With this ruling, the company’s designated status for the App Store and iOS remains valid, while its applications regarding iMessage were also rejected.

Apple had argued that the five separate App Stores it operates for the iPhone, iPad, Apple Watch, Mac, and Apple TV should be evaluated as distinct, individual services.

The court rejected this argument, ruling that these stores serve a common purpose of connecting developers and users, regardless of the specific device.

The court also dismissed Apple’s defense that the DMA’s interoperability obligations violate its fundamental rights.

However, it did not conduct a substantive assessment on the legality of this obligation, stating that a direct legal link could not be established between the regulation in question and the determination of “gatekeeper” status.

Following the ruling, Apple argued that the obligations under the DMA “exceed the boundaries of legality and proportionality.” The company asserted that the new rules jeopardize the work it has carried out for years to ensure user privacy and security.

Apple retains the right to appeal the decision, though a company spokesperson did not comment on whether there are plans to do so.

Apple previously declared that DMA rules prevented the launch of the updated version of Siri in Europe, resulting in European users being unable to benefit from the service.

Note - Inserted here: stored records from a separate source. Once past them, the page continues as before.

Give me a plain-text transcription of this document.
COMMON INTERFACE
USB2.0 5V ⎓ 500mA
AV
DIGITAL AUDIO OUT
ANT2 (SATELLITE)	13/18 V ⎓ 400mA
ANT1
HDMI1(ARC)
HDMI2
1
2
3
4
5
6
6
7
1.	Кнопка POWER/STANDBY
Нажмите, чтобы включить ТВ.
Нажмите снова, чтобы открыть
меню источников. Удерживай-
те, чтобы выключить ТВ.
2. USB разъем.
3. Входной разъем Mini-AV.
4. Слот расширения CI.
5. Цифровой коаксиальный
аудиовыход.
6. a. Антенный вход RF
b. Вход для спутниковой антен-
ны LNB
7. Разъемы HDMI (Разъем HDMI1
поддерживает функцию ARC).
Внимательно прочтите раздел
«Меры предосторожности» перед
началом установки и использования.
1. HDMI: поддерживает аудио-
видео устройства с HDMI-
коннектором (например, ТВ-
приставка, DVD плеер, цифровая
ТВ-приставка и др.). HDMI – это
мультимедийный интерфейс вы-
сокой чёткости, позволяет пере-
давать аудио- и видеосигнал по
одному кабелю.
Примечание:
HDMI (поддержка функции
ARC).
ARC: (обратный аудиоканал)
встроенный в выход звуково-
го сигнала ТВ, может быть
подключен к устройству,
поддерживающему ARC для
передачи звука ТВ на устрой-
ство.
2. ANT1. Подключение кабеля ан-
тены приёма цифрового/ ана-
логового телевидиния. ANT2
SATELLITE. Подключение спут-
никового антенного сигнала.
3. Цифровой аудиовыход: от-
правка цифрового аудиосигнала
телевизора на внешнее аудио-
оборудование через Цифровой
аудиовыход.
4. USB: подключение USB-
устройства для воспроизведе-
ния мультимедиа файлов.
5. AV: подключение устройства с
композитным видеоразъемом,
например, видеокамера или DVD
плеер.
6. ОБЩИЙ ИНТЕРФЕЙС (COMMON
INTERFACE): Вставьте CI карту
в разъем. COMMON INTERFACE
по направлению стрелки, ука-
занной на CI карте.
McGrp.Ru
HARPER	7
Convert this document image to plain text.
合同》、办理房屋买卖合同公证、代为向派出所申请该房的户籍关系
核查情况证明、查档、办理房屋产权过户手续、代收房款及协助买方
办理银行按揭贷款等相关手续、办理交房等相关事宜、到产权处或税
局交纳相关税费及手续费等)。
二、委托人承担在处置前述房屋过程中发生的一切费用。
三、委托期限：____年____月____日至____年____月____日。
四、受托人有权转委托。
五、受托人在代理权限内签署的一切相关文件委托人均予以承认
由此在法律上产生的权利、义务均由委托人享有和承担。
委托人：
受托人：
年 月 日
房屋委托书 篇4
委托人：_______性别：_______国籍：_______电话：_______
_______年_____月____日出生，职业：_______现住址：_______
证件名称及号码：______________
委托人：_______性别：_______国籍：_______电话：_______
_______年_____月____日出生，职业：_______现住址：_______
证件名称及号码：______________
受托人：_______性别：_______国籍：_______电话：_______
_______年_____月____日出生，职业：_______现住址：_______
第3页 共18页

In force in the European Union since 2024, the DMA covers a total of 22 services and products belonging to Alphabet, Amazon, Apple, ByteDance, Meta Platforms, and Microsoft.

The regulation obliges these companies to share certain data with competitors, provide access to user-generated data, and offer verification tools to advertising partners.

Additionally, it prohibits platforms from engaging in anti-competitive practices that favor their own products. Companies failing to comply with the rules face fines of up to 10% of their global turnover, which can rise to 20% in cases of repeated violations.